Ocho bajas en cinco meses: lo que sabemos

En los últimos años, la Ethereum Foundation ha experimentado varios relevos. Pero lo que diferencia a 2026 es la intensidad: ocho salidas en cinco meses, muchas de ellas de perfiles técnicos de primer nivel. Antes de Ma y Beek, ya habían abandonado la fundación otros investigadores, aunque la entidad no ha detallado las causas.

Este ritmo de bajas contrasta con la imagen de solidez que la fundación ha proyectado desde su creación en 2014. La entidad sin ánimo de lucro, que gestiona fondos y coordina el desarrollo del protocolo, siempre ha sido vista como el faro que guía la evolución de Ethereum.
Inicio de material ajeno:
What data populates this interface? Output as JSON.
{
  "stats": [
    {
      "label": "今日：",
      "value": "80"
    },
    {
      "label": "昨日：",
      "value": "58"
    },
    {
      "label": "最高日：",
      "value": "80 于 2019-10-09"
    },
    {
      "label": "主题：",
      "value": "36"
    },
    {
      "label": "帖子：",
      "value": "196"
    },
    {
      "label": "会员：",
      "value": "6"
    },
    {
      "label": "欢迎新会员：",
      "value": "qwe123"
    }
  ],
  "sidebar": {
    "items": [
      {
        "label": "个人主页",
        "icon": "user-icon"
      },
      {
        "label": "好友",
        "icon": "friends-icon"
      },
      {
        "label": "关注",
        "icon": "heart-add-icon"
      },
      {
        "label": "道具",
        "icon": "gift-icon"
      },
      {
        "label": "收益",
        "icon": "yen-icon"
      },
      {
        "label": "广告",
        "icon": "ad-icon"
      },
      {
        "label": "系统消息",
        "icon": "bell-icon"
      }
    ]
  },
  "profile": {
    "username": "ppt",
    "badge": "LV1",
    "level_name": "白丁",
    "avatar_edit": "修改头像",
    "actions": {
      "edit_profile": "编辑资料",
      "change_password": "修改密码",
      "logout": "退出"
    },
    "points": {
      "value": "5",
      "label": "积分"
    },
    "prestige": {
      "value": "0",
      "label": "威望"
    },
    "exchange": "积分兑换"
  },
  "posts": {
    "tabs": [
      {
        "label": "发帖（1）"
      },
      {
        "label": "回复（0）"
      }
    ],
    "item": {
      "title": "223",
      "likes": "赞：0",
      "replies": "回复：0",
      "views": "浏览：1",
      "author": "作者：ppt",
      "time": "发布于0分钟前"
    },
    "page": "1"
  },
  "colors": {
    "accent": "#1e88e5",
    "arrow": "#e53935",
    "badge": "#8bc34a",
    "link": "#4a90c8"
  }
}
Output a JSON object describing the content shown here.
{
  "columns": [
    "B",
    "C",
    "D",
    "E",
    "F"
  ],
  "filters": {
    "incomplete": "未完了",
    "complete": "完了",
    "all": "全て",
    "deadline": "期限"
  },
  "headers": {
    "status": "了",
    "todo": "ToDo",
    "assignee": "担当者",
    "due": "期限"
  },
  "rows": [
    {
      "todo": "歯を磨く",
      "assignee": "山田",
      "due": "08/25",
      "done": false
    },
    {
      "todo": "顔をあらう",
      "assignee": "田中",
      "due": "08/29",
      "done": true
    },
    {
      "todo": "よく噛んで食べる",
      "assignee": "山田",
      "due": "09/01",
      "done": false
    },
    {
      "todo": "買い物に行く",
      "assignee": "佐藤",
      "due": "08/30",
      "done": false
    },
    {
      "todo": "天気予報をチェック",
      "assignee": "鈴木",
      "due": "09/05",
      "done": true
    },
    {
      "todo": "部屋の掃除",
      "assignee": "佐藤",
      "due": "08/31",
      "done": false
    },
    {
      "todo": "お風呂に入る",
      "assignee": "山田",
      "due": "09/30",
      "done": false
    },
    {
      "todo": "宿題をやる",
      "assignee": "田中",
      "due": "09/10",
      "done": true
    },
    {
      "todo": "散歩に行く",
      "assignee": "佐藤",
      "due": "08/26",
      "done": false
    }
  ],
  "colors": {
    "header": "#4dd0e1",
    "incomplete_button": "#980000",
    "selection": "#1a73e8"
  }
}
Yo mismo he seguido de cerca los movimientos de la fundación desde hace años, y reconozco que este ritmo de bajas es inusual.

¿Por qué se van? Las dudas sobre la gobernanza

La comunidad de Ethereum lleva tiempo debatiendo sobre la gobernanza de la fundación. El modelo actual, centralizado en un pequeño grupo de líderes, genera fricciones con la naturaleza descentralizada de la red. Las salidas de investigadores clave podrían ser el síntoma de un desacuerdo interno sobre la dirección técnica.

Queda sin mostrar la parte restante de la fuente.